On our final day, I took the train out to the Batu Caves and did a bit of sight-seeing on my own. I rode in the women's coach, which wasn't necessary but a nice option. I conquered my fear of monkeys and went up the 272 steps while they jumped from side to side, slid down railings, stealing food wherever they could. Truth be told, I wasn't as impressed by the Batu Caves as I thought I'd be. Though the statue of Lord Murugan was incredible to see at 42.7 meters high (!), the caves themselves didn't offer much but empty space with a few shrines here and there. I'm sure it's a different story during the Hindu festival of Thaipusam when more than a million devotees make the 15 km pilgrimage from Kuala Lumpur but on any other day, I didn't see the magic of it. In fact, I liked my visit to the Dark Cave much better. I arrived only a few minutes before the next tour started. Thankfully, they had one spot left – I guess sometimes it's nice to travel alone! – and I was off into the darkness almost immediately. The cave sure lived up to its name. Armed with just a headlamp each, our group followed the guide along the slippery path, while taking in the limestone formations and the many bugs. Though we didn't see the rarest spider in the world, the elusive Trapdoor Spider, we managed to spot quite a few of its friends. It was a fun visit and one I would make again as I'm sure you get to see new things every time you go. A hard place to take pictures though as they don't keep any lights on inside, something else I really enjoyed. They tried to respect the ecological system as best they could while educating people at the same time.

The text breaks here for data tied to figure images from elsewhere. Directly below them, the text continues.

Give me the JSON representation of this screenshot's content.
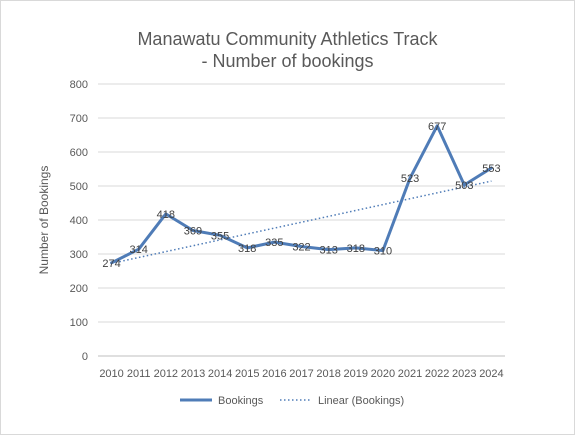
{
  "chart_data": {
    "type": "line",
    "title_line1": "Manawatu Community Athletics Track",
    "title_line2": "- Number of bookings",
    "ylabel": "Number of Bookings",
    "xlabel": "",
    "x": [
      "2010",
      "2011",
      "2012",
      "2013",
      "2014",
      "2015",
      "2016",
      "2017",
      "2018",
      "2019",
      "2020",
      "2021",
      "2022",
      "2023",
      "2024"
    ],
    "series": [
      {
        "name": "Bookings",
        "values": [
          274,
          314,
          418,
          369,
          355,
          318,
          335,
          322,
          313,
          318,
          310,
          523,
          677,
          503,
          553
        ],
        "color": "#4F7CB7",
        "style": "solid"
      }
    ],
    "trendline": {
      "name": "Linear (Bookings)",
      "type": "linear",
      "color": "#4F7CB7",
      "style": "dotted"
    },
    "ylim": [
      0,
      800
    ],
    "yticks": [
      "0",
      "100",
      "200",
      "300",
      "400",
      "500",
      "600",
      "700",
      "800"
    ],
    "grid": true,
    "legend_position": "bottom"
  }
}
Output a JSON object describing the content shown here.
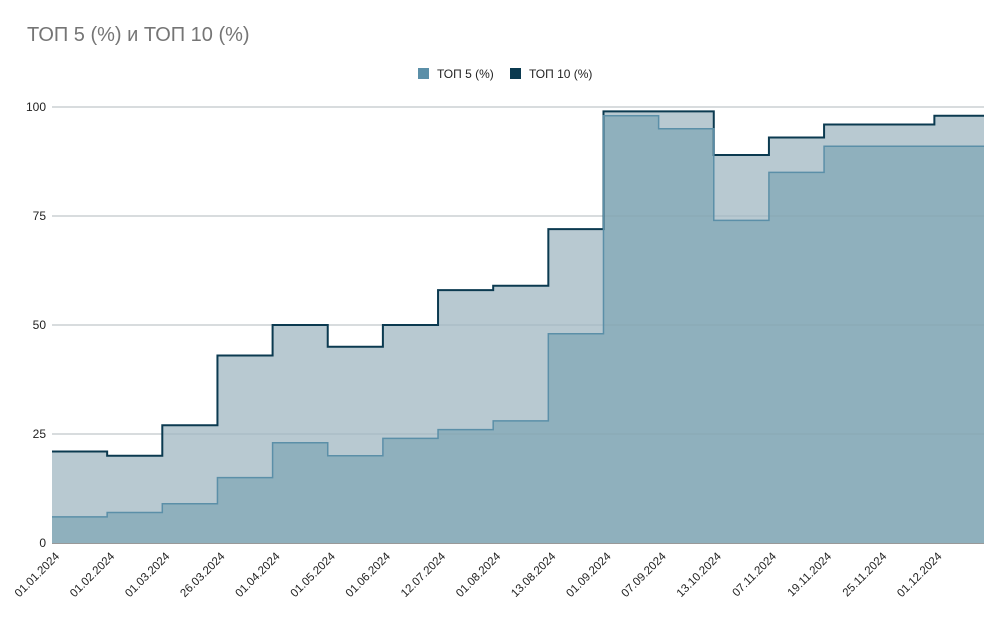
{
  "chart_data": {
    "type": "area",
    "step": true,
    "title": "ТОП 5 (%) и ТОП 10 (%)",
    "xlabel": "",
    "ylabel": "",
    "ylim": [
      0,
      100
    ],
    "yticks": [
      0,
      25,
      50,
      75,
      100
    ],
    "grid": true,
    "legend_position": "top-center",
    "x": [
      "01.01.2024",
      "01.02.2024",
      "01.03.2024",
      "26.03.2024",
      "01.04.2024",
      "01.05.2024",
      "01.06.2024",
      "12.07.2024",
      "01.08.2024",
      "13.08.2024",
      "01.09.2024",
      "07.09.2024",
      "13.10.2024",
      "07.11.2024",
      "19.11.2024",
      "25.11.2024",
      "01.12.2024"
    ],
    "series": [
      {
        "name": "ТОП 5 (%)",
        "color": "#5b8fa8",
        "fill": "#8fb0bd",
        "values": [
          6,
          7,
          9,
          15,
          23,
          20,
          24,
          26,
          28,
          48,
          98,
          95,
          74,
          85,
          91,
          91,
          91
        ]
      },
      {
        "name": "ТОП 10 (%)",
        "color": "#0b3a50",
        "fill": "#b8c9d1",
        "values": [
          21,
          20,
          27,
          43,
          50,
          45,
          50,
          58,
          59,
          72,
          99,
          99,
          89,
          93,
          96,
          96,
          98
        ]
      }
    ]
  }
}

All in all, though we enjoyed our time in Kuala Lumpur, Tyler's sickness definitely put a bit of damper on our visit. We were also still getting used to the humid heat of SE Asia. Walking outside for hours was hard on us and we usually came back tired and moody. Taking that into consideration, I'm not too surprised we didn't fall in love with the city. At the same time, maybe it's just one of those places that left me unimpressed. You can't love every single place you see and every single thing you do and Kuala Lumpur definitely reminded me of that. I would still like to go back someday and give it another visit. Until then, I'll leave it towards the bottom of my list of SE Asia capital cities.